India's trade deficit has surged to a whopping $185 billion for the financial year ended March 31, 2012 due to skyrocketing crude oil prices in the international market and this is expected to keep the rupee under pressure.
Releasing the provisional data, commerce and industry minister Anand Sharma said here on Friday said, "The large trade deficit is primarily because of crude oil prices.... It is beyond us to control or regulate the crude prices in the foreign market." India imports close to 80 per cent of its crude oil requirement leaving the country at the mercy of the global oil cartel.
The nation's crude oil bill touched the $150-billion mark while gold and silver imports were valued at $60 billion. "We are on course despite very difficult global scenario and the contraction of demand in the US and the Euro Zone crisis," the minister said.
Outbound shipments grew in new markets of Latin America and Africa offsetting to some extent the declining demand for Indian goods in the western countries. "Our current account deficit and trade deficit are a challenge. Both are under stress. Trade deficit is primarily because of high crude oil prices," he said. The trade deficit in 2010-11 was a more manageable $104.4 billion.
The high current account deficit will entail purchase of more dollars to finance imports, which is likely to further weaken the rupee. This in turn will make imports even more costlier. The rupee had fallen by nearly 16 per cent vis-a-vis the dollar in 2011 before recovering somewhat this year.
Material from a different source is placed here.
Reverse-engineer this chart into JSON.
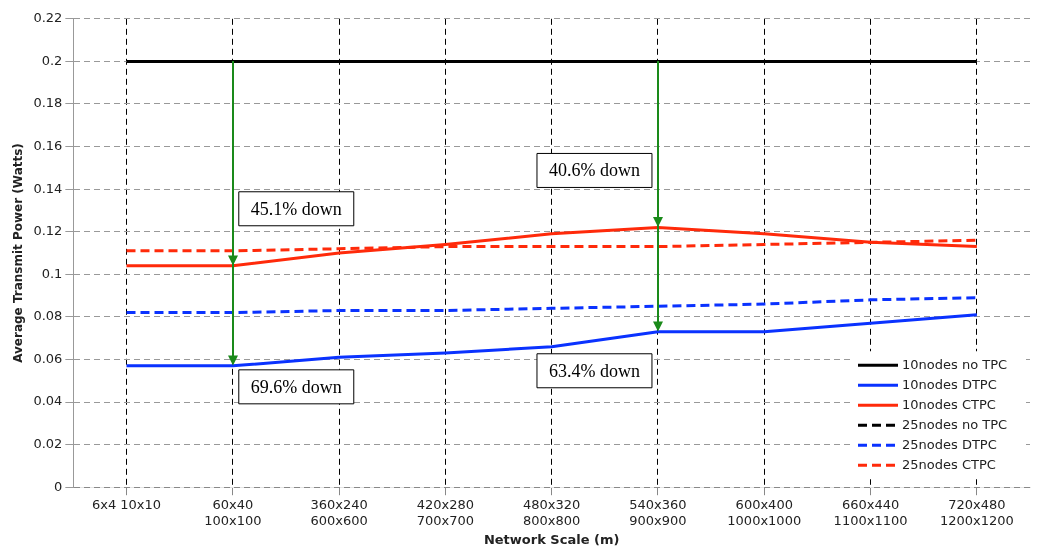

Sharma said that exports for 2011-2012 have exceeded $300 billion to surpass the 20 per cent growth target despite a slowdown in the US and Europe, which constitute the main markets for India.
However, imports have jumped by 38.2 per cent yearon-year to $485 billion during April-March. Apart from the crude bill, gold imports of nearly $59 billion have also helped widen the trade deficit. In 2010-11, Indian imports rose 21.6 per cent from a year earlier to $350.7 billion while exports grew 37.6 per cent on year to touch nearly $246 billion.
Meanwhile, services exports, which include the IT sector, grew by 1.8 per cent to $11.23 billion in February this fiscal over the previous month, the Reserve Bank said. Export of services were $11.02 billion in January. Total services exports during April-February now work out to $124.25 billion and will offset part of the huge trade deficit and reduce the burgeoning current account deficit.